Thanks for your question, LOOKFURTHERLEFT. However I'm afraid this is best answered by a clinician.

TruthfullDuck1 karma

So.... what actually happens to the cardiac muscle?

ImperialCollege3 karma

So...

Heart failure starts with damage to the heart (e.g. from a heart attack, or chemotherapy drugs, or valve disease) or some loss of power in the muscle e.g. from a hidden genetic defect.

The body senses the loss of power and tries to stimulate the heart with adrenaline (and noradrenaline), by changing the shape of the heart, and by loading of water.

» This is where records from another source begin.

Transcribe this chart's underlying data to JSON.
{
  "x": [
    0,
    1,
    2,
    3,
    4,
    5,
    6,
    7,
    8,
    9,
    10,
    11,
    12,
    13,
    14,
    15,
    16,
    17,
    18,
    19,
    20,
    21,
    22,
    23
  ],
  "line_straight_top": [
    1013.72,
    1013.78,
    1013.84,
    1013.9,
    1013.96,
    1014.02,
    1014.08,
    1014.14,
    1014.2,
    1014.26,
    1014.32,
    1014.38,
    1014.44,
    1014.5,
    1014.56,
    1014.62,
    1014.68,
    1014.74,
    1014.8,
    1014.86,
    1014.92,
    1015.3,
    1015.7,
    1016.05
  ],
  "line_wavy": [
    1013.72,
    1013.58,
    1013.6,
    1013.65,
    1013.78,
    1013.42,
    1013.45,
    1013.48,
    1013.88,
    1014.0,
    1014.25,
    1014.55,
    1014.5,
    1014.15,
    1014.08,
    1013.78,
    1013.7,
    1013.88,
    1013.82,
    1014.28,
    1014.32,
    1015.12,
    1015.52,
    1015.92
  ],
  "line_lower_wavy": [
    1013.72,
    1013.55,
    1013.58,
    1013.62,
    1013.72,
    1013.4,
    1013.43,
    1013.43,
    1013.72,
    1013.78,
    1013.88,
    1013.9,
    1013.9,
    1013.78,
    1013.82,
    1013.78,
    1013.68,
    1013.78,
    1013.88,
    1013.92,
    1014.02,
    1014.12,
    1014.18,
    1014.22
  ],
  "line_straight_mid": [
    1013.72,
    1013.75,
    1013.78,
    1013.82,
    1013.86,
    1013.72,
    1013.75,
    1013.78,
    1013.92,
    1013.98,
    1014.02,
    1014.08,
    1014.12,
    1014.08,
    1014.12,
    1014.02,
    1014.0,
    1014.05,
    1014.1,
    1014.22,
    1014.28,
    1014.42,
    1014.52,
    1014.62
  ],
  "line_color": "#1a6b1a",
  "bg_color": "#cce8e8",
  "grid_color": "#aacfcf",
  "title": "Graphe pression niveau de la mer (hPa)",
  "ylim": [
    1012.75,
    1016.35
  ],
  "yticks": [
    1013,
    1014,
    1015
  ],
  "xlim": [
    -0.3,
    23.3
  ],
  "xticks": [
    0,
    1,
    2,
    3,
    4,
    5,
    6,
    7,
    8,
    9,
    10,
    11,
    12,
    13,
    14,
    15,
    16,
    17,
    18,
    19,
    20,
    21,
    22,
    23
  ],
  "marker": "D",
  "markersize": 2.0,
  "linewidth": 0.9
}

This causes further damage over the course of months and years. Eventually, either the heart gets weaker and heart fails completely or there is a sudden massive arrhythmia which causes rapid death. Drugs now are getting better at preventing further damage.

EMarkDDS0 karma

As a dentist, the standard of care (a wonderfully ambiguous and ever-changing barometer) is to wait 6 months after a heart attack before treating those patients. Can you offer any guidance on which individuals are most at risk? What the line is between someone you'd be comfortable treating vs someone who should delay any elective treatment for a certain amount of time?

ImperialCollege1 karma

Hi there. I’m not clear why this should be – can you tell me the reasons given for waiting this long?